I suffer from an early childhood malady that is more common than you've been led to believe. I call it Way Too Normal and Happy Upbringing Syndrome. Or, as you probably know it, WTNHUS. It's easier to say if you hold your nose closed really tight with your thumb and forefinger. Go ahead, I'll wait.

See, the problem is that I grew up in an average west-side Cleveland suburb, in an average, fairly functional, devout Catholic family, two parents, different sexes, five kids, no divorce, suicide, sexual abuse, drug addiction, or jail time. We didn't have a lot of money but we weren't poor. We got to do cool stuff because our dad was a sportswriter, but we weren't rich either.

We lived in a tree-laden five-miles-long-by-two-miles-wide village on Lake Erie that was like Andy Griffith's fictional Mayberry. Minus the Barneys, Gomers, and Floyds. We did have a few Aunt Bees. It was the mid-sixties, and we were close enough to Cleveland to have cool music, professional sports, and tons of movie theaters. The Beatles, the Stones, Jimi Hendrix, and Barbra Streisand all made stops there. And we were far enough away from downtown to be able to read about local poverty and race riots like they were happening somewhere else.

Bay Village was such a soft, gentle community that the kids from the suburbs closer to Cleveland called it Gay Village. We could walk to the beach, ride bikes to our friends' houses, buy penny candy and lucky rabbits' feet from the five-and-dime.
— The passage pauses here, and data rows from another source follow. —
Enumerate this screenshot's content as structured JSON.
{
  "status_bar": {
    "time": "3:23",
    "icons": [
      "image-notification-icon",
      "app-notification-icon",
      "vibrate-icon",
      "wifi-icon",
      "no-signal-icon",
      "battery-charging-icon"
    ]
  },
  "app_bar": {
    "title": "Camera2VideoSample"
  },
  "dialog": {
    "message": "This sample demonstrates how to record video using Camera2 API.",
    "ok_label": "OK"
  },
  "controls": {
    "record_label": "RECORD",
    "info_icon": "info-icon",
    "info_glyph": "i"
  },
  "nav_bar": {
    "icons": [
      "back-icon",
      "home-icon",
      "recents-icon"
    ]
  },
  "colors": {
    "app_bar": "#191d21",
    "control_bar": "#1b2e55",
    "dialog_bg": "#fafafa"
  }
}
Every Fourth of July there were fireworks, a carnival, and a parade where we displayed the bikes we had decorated with red, white, and blue crepe paper in the spokes and pinwheels on the handlebars. My best friend across the street, Sally Greene, discovered that if you soaked the crepe paper in water it would color it, and suggested that we could make a killing if we put the colored water in jars and sold it-you know, colored-crepe-paper water. Oddly enough, no takers.
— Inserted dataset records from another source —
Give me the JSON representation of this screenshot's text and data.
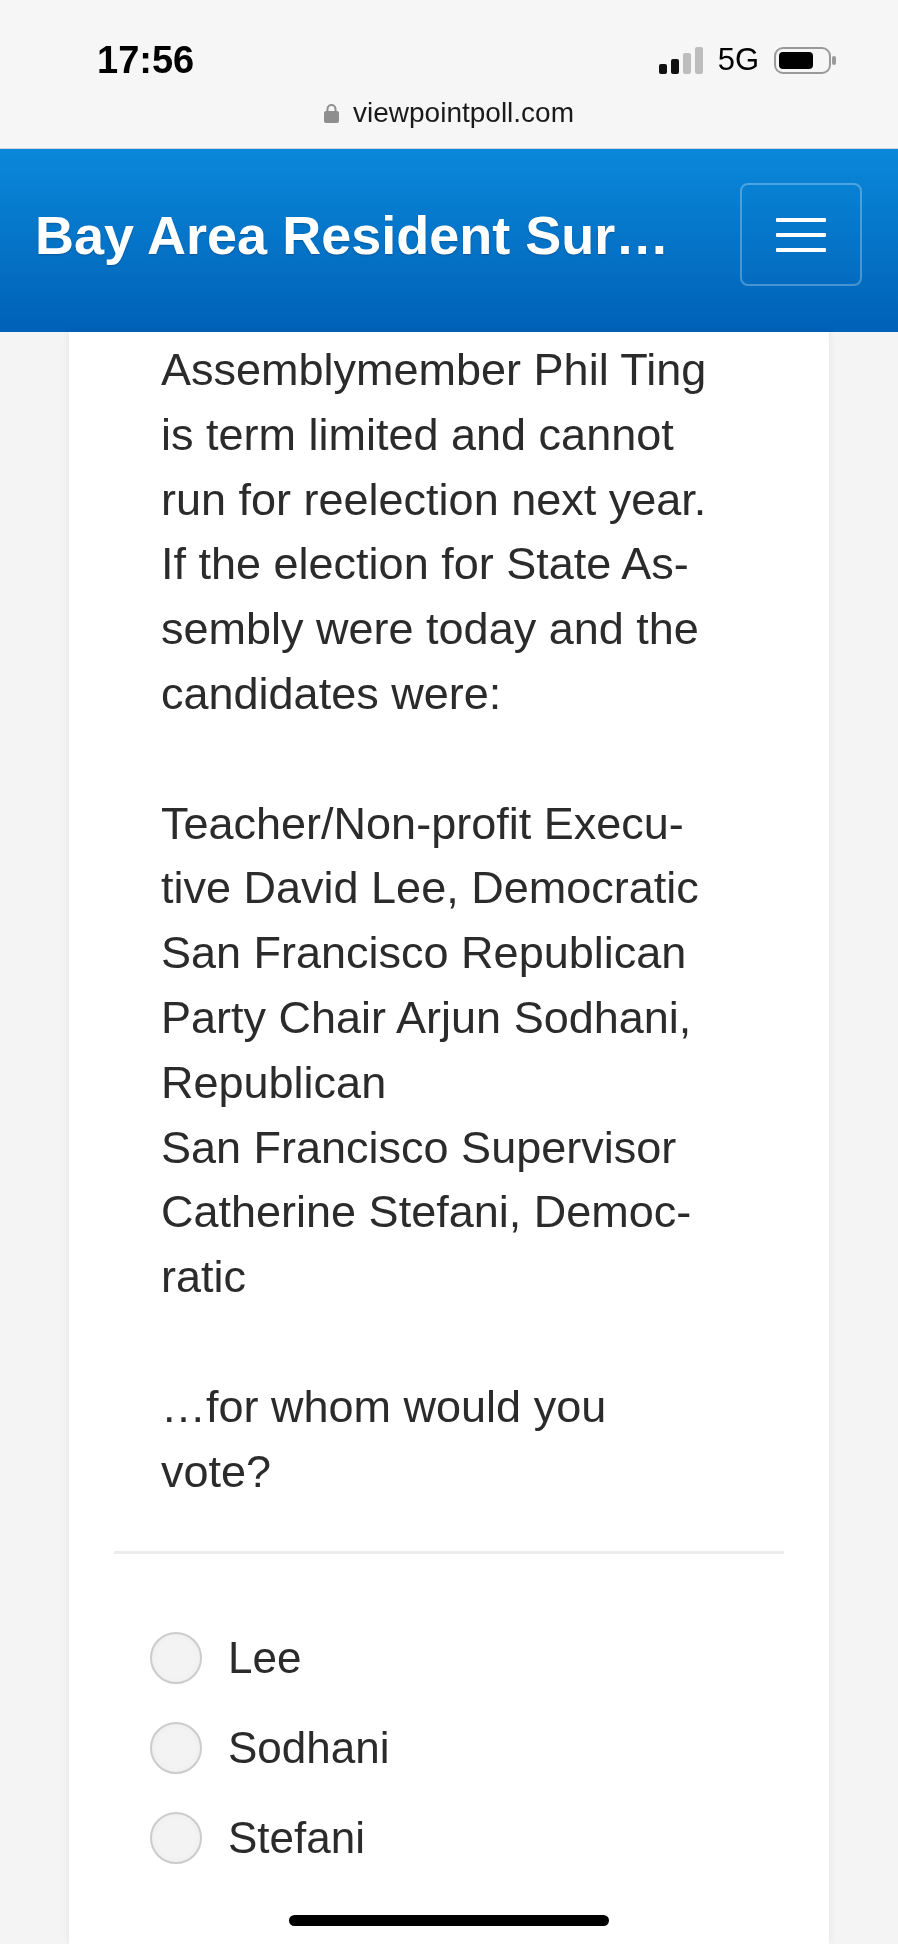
{
  "status_bar": {
    "time": "17:56",
    "network": "5G"
  },
  "browser": {
    "url": "viewpointpoll.com"
  },
  "header": {
    "title": "Bay Area Resident Sur…"
  },
  "question": {
    "intro": [
      "Assemblymember Phil Ting",
      "is term limited and cannot",
      "run for reelection next year.",
      "If the election for State As-",
      "sembly were today and the",
      "candidates were:"
    ],
    "candidates": [
      {
        "lines": [
          "Teacher/Non-profit Execu-",
          "tive David Lee, Democratic"
        ]
      },
      {
        "lines": [
          "San Francisco Republican",
          "Party Chair Arjun Sodhani,",
          "Republican"
        ]
      },
      {
        "lines": [
          "San Francisco Supervisor",
          "Catherine Stefani, Democ-",
          "ratic"
        ]
      }
    ],
    "closing": [
      "…for whom would you",
      "vote?"
    ]
  },
  "options": [
    {
      "label": "Lee",
      "selected": false
    },
    {
      "label": "Sodhani",
      "selected": false
    },
    {
      "label": "Stefani",
      "selected": false
    }
  ]
}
We picked elderberries by the railroad tracks, which permanently stained our moms' Formica countertops when we made them into pies. Four cups of sugar on those berries. (Count 'em, four.) We played Tag, Capture the Flag, Hide and Seek, Four Square, Red Light/Green Light, Hopscotch, Statues, Running Bases, and the ever-popular Whack the Lightning Bug (or fireflies, or whatever you call them where you live) with the Whiffle-Ball Bat. They were the only animals harmed in the writing of this book, by the way. Except when my cousin Art accidentally whacked me on the back in pursuit of a lightning-bug whacking record.